Singapore

Think-tanks must be objective: Shanmugam

Home Affairs and Law Minister explains crucial role of think-tanks in S'pore

Think-tanks may disagree with the Government, but they must not do so under the influence of a foreign country, Home Affairs and Law Minister K. Shanmugam said yesterday.

While such institutions play an important role - to explore issues civil servants may not be able to - they must maintain an independent stance.

"Objectivity is critical," he said at a forum by the Lee Kuan Yew School of Public Policy.

His remarks come shortly after an academic was rapped for working with a foreign government to influence Singapore's foreign policy.

Dr Huang Jing, 60, who was from the Lee Kuan Yew School of Public Policy, had his permanent residency cancelled this month after the Home Affairs Ministry labelled him "an agent of a foreign country".

While Mr Shanmugam did not refer to a specific case, he said it was unacceptable for academics to be "suborned" and to project views of a foreign country "under the guise of objectivity and academic freedom", with a hidden agenda of influencing Singapore's policies.

He said academics do so because they are "working with foreign intelligence" or because they are "seduced by them".

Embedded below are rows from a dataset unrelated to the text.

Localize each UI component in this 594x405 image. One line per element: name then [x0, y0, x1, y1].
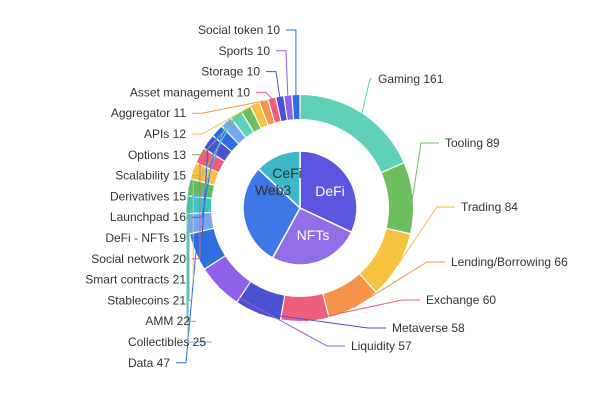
- outer-label-metaverse: Metaverse 58: [392, 321, 465, 335]
- outer-label-smart-contracts: Smart contracts 21: [85, 273, 186, 287]
- leader-lines: [176, 29, 455, 364]
- inner-slice-web3: [242, 167, 301, 259]
- outer-slice-stablecoins: [187, 179, 214, 198]
- outer-label-asset-management: Asset management 10: [130, 85, 250, 99]
- outer-label-data: Data 47: [128, 356, 170, 370]
- inner-label-web3: Web3: [255, 182, 292, 198]
- leader-line-social-network: [192, 155, 201, 260]
- outer-label-defi-nfts: DeFi - NFTs 19: [105, 231, 186, 245]
- leader-line-smart-contracts: [192, 170, 194, 281]
- outer-label-exchange: Exchange 60: [426, 293, 496, 307]
- leader-line-sports: [276, 50, 289, 96]
- outer-slice-trading: [360, 228, 410, 292]
- outer-label-amm: AMM 22: [145, 314, 190, 328]
- outer-slice-smart-contracts: [190, 163, 219, 185]
- outer-label-trading: Trading 84: [461, 200, 518, 214]
- leader-line-tooling: [412, 142, 439, 198]
- outer-label-gaming: Gaming 161: [378, 72, 444, 86]
- inner-label-nfts: NFTs: [297, 227, 330, 243]
- outer-label-options: Options 13: [128, 148, 186, 162]
- outer-slice-apis: [251, 102, 268, 128]
- outer-label-launchpad: Launchpad 16: [110, 210, 186, 224]
- leader-line-stablecoins: [188, 187, 192, 301]
- inner-label-defi: DeFi: [315, 183, 345, 199]
- outer-slice-storage: [276, 96, 287, 121]
- outer-slice-lending-borrowing: [323, 274, 376, 318]
- leader-line-asset-management: [256, 91, 273, 99]
- outer-slice-data: [190, 228, 225, 269]
- outer-labels: Gaming 161 Tooling 89 Trading 84 Lending/Bo…: [85, 23, 568, 370]
- leader-line-lending-borrowing: [353, 261, 445, 308]
- outer-slice-derivatives: [222, 118, 246, 144]
- leader-line-options: [192, 108, 247, 156]
- leader-line-gaming: [361, 78, 372, 114]
- outer-slice-liquidity: [205, 256, 250, 302]
- leader-line-liquidity: [218, 286, 345, 347]
- outer-slice-metaverse: [237, 282, 285, 320]
- outer-label-derivatives: Derivatives 15: [110, 189, 186, 203]
- outer-slice-launchpad: [213, 126, 239, 151]
- outer-label-tooling: Tooling 89: [445, 136, 500, 150]
- leader-line-scalability: [192, 114, 237, 177]
- outer-label-social-token: Social token 10: [198, 23, 280, 37]
- outer-label-social-network: Social network 20: [91, 252, 186, 266]
- inner-slice-defi: [299, 150, 358, 234]
- outer-label-sports: Sports 10: [219, 44, 271, 58]
- outer-label-lending-borrowing: Lending/Borrowing 66: [451, 255, 568, 269]
- outer-slice-asset-management: [268, 97, 281, 123]
- outer-slice-tooling: [381, 163, 413, 234]
- leader-line-amm: [186, 204, 196, 322]
- outer-slice-aggregator: [260, 99, 275, 125]
- leader-line-metaverse: [257, 312, 386, 329]
- leader-line-defi-nfts: [192, 142, 209, 239]
- outer-slice-amm: [187, 196, 212, 214]
- outer-label-collectibles: Collectibles 25: [128, 335, 206, 349]
- outer-label-liquidity: Liquidity 57: [351, 339, 412, 353]
- outer-label-scalability: Scalability 15: [115, 169, 186, 183]
- outer-label-aggregator: Aggregator 11: [111, 106, 186, 120]
- leader-line-exchange: [304, 299, 420, 322]
- leader-line-data: [176, 251, 197, 364]
- leader-line-storage: [266, 71, 281, 97]
- outer-label-storage: Storage 10: [201, 65, 260, 79]
- outer-slice-sports: [284, 95, 294, 120]
- outer-slice-exchange: [281, 294, 329, 321]
- leader-line-trading: [396, 206, 455, 266]
- inner-label-cefi: CeFi: [272, 165, 302, 181]
- leader-line-collectibles: [187, 223, 212, 343]
- outer-slice-social-token: [292, 95, 300, 120]
- leader-line-aggregator: [192, 100, 264, 114]
- inner-slice-cefi: [257, 150, 301, 210]
- outer-slice-gaming: [300, 95, 404, 172]
- leader-line-launchpad: [192, 130, 218, 218]
- leader-line-apis: [192, 103, 256, 135]
- outer-label-apis: APIs 12: [144, 127, 186, 141]
- outer-label-stablecoins: Stablecoins 21: [107, 293, 186, 307]
- outer-slice-options: [241, 106, 261, 132]
- leader-line-social-token: [286, 29, 297, 96]
- inner-pie: [242, 150, 358, 266]
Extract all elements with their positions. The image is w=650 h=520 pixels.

He was responding to a question about the role of think-tanks and businessmen in foreign relations.

Mr Shanmugam said the late deputy prime minister Goh Keng Swee set up think-tanks to provide fresh perspectives and prevent groupthink.

Dr Goh pictured think-tanks challenging the Government's views at times and being knowledgeable, objective and clear.

"Dr Goh would certainly turn in his grave if he thinks that the think-tanks he set up or was responsible for have become instruments of influence for other countries," he said.

He added that think-tanks should challenge the Government "where (the Government) needs to be challenged".

Academics ought to be "real scholars and put forward (not just) scholarly viewpoints, but practical ones, that help the country".

Turning to businessmen, he said they played a key role in expanding Singapore's gross national product and in building good economic relations with other countries, which helps Singapore's foreign relations.

But both businessmen and the Government should "understand where the line is drawn", and the Government cannot take the advice of businessmen due to the different perspectives.